Children Of The Corn

Welcome to the machine - Pink Floyd's Animals comes to life at the local supermarket.


When it comes to farms and agriculture, I know close to zip about the subject. I am a product of a suburban and urban environment and have no affinity for growing things. There are millions of other people better at it than me and I can accept that. Today's movie that we went to see, the documentary Food Inc., was a revelation due to my ignorance on the subject (outside of what my wife tells me, she is well versed in this subject).

Food Inc. is a muckraking documentary by Robert Kenner that's done in the style of the famous Michael Moore docs that interview and follow people around whose story illustrates the points being made. From a cinematic viewpoint, Food Inc is well made. There are chapter headings to each segment to let you know where you're at in the story, a good mix of interview footage, stock footage and computer animations to make its presentation palpable. Editing keeps things moving at a nice clip to avoid dwelling on one item too long. And nicely scouted interview subjects such as the guy who wrote the book Fast Food Nation and a small level conscientious farmer who eloquently explains his place in the farming paradigm.

And like any good muckraker, Food Inc names as many names as possible in showing how a handful of major corporations have taken over the food supply for the entire country. Corporations own the patents on the very seeds that are used to grow crops, control the market place to keep farmers in debt and employ a militia of lawyers to quiet any public detractors. Despite signs that the current system is causing sickened consumers and unsafe workplaces, Food Inc. illustrates how the system is protected by money and Government power to prevent change. And that the system has been streamlined to treat both animals, workers and consumers alike as purely product or statistics. A system that is based heavily on corn of all things. A system that the movie asserts does not want to give Americans the information needed to make informed decisions regarding food supply and consumption.

Smartly the movie tries to be a little evenhanded while still pushing its change-the-world-one-meal-at-a-time agenda. Just a little though, as the main thrust of the story is a conspiracy between suits and people in power making as much money as they can with no concern for the consequences on others. My favorite part was when it followed the food choices of a lower middle class family whose main provider is a truck driver. They can't afford organic food because it is priced higher than government subsidized foods that are less healthy. For the price of a small bit of organic food you can feed your entire family on fast food.

Director Kenner's style isn't as confrontational or hyperbolic as say Michael Moore's, which makes his film a bit more persuasive.

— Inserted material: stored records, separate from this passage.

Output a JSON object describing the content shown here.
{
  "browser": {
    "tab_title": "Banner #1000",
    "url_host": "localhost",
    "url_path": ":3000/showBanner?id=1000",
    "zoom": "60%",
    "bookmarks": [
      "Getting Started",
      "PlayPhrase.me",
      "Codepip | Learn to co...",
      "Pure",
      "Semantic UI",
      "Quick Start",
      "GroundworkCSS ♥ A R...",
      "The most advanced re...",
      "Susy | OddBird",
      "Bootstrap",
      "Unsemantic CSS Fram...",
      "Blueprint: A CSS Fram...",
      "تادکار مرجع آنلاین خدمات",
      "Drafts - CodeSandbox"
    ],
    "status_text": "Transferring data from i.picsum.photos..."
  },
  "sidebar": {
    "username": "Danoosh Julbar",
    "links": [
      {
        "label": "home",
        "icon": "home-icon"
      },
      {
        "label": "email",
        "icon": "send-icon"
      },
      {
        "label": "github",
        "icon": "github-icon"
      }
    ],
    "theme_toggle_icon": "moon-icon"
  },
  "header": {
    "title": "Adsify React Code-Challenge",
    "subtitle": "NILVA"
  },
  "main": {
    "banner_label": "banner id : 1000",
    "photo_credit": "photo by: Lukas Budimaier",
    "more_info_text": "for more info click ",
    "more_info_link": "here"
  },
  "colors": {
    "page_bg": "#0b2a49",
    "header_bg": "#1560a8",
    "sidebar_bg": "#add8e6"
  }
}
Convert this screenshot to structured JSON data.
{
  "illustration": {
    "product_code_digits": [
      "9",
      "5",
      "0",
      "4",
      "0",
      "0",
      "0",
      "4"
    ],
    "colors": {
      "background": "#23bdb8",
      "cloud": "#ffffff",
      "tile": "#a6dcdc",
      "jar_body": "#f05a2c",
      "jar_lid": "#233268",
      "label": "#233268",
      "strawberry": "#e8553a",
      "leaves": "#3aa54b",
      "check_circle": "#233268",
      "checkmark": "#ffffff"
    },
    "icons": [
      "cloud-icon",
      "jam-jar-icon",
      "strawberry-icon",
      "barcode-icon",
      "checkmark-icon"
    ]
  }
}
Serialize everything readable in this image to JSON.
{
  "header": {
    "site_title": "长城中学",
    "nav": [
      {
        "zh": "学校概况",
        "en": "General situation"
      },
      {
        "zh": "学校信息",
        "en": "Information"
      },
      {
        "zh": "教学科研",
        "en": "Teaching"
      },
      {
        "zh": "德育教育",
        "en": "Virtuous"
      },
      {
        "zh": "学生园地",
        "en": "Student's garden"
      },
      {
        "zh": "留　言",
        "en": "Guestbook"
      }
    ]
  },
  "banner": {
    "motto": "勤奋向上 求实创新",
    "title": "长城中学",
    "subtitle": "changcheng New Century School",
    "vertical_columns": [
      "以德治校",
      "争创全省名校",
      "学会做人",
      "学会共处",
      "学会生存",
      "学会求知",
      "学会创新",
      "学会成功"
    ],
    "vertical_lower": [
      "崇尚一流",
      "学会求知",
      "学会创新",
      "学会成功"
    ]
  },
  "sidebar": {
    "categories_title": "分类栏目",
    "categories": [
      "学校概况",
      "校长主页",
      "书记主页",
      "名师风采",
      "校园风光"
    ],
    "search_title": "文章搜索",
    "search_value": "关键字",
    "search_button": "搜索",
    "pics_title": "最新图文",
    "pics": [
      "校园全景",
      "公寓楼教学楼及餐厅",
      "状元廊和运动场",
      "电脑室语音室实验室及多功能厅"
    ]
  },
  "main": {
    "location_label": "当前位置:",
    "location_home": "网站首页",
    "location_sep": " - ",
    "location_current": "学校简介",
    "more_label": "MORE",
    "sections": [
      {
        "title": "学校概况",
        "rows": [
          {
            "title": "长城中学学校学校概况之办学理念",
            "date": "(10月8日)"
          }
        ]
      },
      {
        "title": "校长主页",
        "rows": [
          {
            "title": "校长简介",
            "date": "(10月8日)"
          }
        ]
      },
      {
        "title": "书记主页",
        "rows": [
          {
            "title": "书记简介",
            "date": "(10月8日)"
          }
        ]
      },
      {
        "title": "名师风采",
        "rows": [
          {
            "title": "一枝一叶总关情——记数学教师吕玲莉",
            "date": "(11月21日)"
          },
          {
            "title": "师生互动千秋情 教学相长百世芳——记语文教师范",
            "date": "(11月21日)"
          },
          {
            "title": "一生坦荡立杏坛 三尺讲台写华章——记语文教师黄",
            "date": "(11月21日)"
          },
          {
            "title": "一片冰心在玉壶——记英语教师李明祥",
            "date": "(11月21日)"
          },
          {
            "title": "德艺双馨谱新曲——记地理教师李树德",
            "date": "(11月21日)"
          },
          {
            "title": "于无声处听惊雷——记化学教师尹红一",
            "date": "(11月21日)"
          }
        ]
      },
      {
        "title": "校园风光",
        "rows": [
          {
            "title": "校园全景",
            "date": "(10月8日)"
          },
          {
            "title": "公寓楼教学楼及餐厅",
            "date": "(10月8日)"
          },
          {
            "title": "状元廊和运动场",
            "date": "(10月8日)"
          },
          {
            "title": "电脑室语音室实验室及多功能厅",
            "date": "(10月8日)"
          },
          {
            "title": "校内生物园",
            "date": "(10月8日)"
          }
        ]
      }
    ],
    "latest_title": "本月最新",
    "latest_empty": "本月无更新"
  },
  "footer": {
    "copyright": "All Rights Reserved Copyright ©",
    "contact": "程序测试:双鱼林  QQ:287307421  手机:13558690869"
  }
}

Regardless of if Food Inc's point of view on the subject is accepted whole or not, the film nonetheless presents a compelling argument and effectively draws attention to a story that is either ignored or repressed from public discussion. The film's self comparison to my all time favorite book Upton Sinclair's The Jungle is dead on, I was thinking about the book for much of the film. It's sad to see the lessons learned from that classic book completely erased by time and greed. At it's best Food Inc. will have you cringing in disbelief at what you're seeing. At the very least, the movie gives, ahem, food for thought.